Giuseppe: python - a (presumably basic) web scraping of http://www.ssa.gov/cgi-bin/popularnames.cgi in urllib -

Sunday, 15 July 2012

python - a (presumably basic) web scraping of http://www.ssa.gov/cgi-bin/popularnames.cgi in urllib -

I am very new to Python (and web scrapping). let me ask you a question.

Many websites do not actually report their specific URLs in Firefox or other browsers. For example, popular child names are shown with ranks (since 1880) in the Social Security Administrator, but when I The year changes from 1880 to 1881, then the URL does not change.
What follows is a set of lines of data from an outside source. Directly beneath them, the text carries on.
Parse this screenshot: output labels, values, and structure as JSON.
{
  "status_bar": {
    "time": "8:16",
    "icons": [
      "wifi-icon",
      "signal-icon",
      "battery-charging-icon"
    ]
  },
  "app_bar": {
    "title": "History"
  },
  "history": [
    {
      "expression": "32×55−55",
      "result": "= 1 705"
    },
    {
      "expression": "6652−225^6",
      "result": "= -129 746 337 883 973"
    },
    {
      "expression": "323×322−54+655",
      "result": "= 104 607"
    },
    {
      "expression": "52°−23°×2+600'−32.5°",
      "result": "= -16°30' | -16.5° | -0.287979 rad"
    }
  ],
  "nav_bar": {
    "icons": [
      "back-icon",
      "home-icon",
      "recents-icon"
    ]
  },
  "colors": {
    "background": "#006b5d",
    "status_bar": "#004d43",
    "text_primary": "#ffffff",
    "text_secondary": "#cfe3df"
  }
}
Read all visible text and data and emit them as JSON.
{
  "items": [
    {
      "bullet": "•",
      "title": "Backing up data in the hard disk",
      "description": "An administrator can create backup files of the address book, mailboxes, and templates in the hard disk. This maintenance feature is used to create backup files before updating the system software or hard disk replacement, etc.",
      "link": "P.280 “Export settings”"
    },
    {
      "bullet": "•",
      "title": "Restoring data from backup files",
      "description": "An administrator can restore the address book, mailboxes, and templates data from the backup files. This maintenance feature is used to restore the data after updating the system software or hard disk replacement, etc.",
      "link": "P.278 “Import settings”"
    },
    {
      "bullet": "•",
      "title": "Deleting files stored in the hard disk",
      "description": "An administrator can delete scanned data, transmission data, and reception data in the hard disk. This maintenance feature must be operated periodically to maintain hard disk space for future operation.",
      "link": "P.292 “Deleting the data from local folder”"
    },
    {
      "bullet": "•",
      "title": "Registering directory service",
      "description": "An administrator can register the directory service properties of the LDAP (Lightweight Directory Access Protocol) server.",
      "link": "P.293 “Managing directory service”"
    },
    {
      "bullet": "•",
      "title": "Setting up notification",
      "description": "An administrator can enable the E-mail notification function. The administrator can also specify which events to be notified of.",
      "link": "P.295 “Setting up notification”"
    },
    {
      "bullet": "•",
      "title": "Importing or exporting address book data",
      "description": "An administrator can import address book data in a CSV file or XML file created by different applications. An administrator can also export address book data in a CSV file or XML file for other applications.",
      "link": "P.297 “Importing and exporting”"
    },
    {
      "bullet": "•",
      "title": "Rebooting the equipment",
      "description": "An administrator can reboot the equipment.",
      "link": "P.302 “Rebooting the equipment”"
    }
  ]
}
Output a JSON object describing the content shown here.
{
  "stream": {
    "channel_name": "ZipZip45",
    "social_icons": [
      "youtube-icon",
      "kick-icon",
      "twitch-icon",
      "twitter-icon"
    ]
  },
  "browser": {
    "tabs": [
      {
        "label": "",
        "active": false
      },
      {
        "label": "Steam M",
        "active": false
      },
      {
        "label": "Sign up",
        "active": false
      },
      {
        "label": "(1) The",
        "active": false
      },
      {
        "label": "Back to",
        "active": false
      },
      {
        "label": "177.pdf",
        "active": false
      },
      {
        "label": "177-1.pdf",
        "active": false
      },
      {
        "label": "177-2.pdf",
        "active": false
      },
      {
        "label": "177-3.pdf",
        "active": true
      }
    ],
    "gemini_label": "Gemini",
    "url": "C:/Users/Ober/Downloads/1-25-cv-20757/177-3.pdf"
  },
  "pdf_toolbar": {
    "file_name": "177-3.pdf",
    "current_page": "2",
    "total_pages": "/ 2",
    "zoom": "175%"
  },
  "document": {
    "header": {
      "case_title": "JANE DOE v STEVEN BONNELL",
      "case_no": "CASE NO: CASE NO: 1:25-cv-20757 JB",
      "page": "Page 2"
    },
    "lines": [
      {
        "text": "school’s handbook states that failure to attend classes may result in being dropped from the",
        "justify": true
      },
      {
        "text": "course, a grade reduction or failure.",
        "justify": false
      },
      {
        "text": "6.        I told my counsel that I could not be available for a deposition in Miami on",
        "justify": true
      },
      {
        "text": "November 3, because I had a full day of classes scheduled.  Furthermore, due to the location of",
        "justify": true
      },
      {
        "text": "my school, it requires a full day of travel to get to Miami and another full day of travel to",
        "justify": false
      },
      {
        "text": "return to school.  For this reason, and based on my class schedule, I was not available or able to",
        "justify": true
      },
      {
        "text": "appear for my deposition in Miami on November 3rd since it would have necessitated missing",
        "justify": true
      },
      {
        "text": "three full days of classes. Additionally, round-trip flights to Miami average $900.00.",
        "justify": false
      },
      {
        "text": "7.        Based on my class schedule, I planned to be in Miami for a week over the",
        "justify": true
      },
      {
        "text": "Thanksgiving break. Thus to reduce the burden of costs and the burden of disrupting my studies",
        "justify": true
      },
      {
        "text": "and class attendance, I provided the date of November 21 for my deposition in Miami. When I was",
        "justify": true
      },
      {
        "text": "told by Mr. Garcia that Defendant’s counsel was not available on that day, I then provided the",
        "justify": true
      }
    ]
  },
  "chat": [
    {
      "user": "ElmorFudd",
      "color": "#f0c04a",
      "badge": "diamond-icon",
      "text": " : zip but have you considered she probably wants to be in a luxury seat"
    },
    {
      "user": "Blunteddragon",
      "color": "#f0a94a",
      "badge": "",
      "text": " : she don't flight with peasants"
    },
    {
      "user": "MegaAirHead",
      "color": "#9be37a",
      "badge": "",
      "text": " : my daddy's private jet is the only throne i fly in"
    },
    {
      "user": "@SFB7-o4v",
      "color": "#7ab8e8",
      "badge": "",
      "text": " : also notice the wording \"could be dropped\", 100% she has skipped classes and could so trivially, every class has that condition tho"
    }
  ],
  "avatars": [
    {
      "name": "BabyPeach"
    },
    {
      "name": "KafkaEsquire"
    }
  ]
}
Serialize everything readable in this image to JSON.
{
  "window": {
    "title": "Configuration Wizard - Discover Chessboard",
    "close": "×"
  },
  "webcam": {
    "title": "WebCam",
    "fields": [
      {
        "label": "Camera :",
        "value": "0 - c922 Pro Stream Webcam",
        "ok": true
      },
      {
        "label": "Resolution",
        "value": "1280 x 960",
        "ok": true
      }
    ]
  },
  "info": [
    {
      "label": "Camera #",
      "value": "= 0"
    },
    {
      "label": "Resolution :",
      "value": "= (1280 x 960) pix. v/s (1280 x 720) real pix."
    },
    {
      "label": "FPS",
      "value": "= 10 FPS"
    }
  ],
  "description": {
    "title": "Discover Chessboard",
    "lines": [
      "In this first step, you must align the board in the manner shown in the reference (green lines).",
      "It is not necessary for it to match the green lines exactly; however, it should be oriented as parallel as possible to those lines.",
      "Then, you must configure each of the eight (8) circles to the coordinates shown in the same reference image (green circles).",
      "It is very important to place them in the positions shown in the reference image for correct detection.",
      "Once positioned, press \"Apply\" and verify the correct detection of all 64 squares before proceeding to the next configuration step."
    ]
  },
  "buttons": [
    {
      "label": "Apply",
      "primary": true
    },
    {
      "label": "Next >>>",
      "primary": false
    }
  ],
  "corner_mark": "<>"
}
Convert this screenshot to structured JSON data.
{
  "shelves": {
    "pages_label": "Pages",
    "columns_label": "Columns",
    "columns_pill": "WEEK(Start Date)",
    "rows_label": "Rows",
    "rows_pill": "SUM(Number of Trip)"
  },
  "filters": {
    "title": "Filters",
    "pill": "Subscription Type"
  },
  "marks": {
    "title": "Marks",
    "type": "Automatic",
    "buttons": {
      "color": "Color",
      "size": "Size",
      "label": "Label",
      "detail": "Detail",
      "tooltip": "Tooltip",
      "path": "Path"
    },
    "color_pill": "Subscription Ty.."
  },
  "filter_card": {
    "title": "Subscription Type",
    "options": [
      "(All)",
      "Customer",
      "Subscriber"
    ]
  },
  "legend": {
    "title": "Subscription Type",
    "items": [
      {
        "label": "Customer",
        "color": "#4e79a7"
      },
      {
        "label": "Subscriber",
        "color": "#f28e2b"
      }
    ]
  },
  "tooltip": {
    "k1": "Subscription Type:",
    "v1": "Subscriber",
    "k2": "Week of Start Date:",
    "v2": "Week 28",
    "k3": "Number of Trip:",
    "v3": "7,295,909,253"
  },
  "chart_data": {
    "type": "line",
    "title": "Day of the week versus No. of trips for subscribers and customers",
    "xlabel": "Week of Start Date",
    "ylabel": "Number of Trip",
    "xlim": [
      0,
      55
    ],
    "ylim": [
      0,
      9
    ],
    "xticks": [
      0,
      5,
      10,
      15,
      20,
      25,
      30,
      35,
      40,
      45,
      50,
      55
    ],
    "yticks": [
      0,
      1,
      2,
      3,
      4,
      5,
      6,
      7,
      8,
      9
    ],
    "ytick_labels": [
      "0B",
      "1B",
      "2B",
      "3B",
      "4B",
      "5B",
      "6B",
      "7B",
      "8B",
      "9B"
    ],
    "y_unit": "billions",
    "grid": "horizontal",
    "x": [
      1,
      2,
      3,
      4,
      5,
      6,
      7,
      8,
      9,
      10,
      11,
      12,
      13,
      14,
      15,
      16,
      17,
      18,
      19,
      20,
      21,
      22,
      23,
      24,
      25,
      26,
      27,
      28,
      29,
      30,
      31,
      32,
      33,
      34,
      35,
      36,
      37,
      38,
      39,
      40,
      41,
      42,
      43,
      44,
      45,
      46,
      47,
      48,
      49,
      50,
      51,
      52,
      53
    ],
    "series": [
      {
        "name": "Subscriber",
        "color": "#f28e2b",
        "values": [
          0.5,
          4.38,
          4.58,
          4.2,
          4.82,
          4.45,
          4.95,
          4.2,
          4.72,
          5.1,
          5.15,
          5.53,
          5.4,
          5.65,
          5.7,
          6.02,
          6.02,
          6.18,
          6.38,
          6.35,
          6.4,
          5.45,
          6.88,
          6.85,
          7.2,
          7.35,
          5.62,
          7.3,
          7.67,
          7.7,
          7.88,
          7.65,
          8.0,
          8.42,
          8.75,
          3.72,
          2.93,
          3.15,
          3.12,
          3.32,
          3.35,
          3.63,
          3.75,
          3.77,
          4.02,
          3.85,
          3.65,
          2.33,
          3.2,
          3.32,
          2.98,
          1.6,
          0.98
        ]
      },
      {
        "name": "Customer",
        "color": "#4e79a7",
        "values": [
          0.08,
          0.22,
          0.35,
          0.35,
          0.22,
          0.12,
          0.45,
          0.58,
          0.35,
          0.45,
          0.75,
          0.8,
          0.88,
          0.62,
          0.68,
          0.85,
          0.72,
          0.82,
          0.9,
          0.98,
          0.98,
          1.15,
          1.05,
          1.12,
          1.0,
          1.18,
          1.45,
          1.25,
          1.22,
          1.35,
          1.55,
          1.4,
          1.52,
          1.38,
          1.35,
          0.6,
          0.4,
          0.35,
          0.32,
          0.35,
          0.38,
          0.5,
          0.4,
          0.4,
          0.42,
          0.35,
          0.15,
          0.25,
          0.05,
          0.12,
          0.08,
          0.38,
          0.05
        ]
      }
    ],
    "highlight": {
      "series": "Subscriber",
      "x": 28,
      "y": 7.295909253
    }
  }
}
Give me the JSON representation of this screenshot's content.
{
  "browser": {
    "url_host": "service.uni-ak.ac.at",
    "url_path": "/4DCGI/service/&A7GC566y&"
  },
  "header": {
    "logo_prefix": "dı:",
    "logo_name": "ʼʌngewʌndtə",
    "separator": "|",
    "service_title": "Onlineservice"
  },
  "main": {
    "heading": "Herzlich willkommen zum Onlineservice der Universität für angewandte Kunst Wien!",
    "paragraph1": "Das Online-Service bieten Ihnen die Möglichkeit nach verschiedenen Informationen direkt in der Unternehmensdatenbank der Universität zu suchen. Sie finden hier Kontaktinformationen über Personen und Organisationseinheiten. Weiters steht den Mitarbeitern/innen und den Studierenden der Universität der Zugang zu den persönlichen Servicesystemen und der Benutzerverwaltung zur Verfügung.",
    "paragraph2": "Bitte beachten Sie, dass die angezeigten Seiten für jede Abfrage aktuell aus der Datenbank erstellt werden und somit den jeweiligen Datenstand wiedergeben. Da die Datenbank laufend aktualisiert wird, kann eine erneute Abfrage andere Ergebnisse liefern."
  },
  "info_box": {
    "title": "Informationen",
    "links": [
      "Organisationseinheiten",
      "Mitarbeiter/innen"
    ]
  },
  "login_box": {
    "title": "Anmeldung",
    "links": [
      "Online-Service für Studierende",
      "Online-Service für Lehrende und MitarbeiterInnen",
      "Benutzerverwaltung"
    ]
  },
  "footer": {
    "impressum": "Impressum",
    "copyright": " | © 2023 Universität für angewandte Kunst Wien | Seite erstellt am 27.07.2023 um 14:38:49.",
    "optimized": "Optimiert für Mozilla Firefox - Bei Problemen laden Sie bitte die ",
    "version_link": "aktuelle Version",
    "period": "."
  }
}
It is consistent,

Because I do not know the specific URL, I could not download the webpage using urlib.

The source of this page includes:

input type = "text" name = "year" id = "yob" size = "4" value = " 1880 "& gt;

It seems that, if I can control this "year" value (e.g., "1881" or "1991"), I can deal with this problem. Huh? I still do not know how to do it.

Can anyone tell me the solution for this?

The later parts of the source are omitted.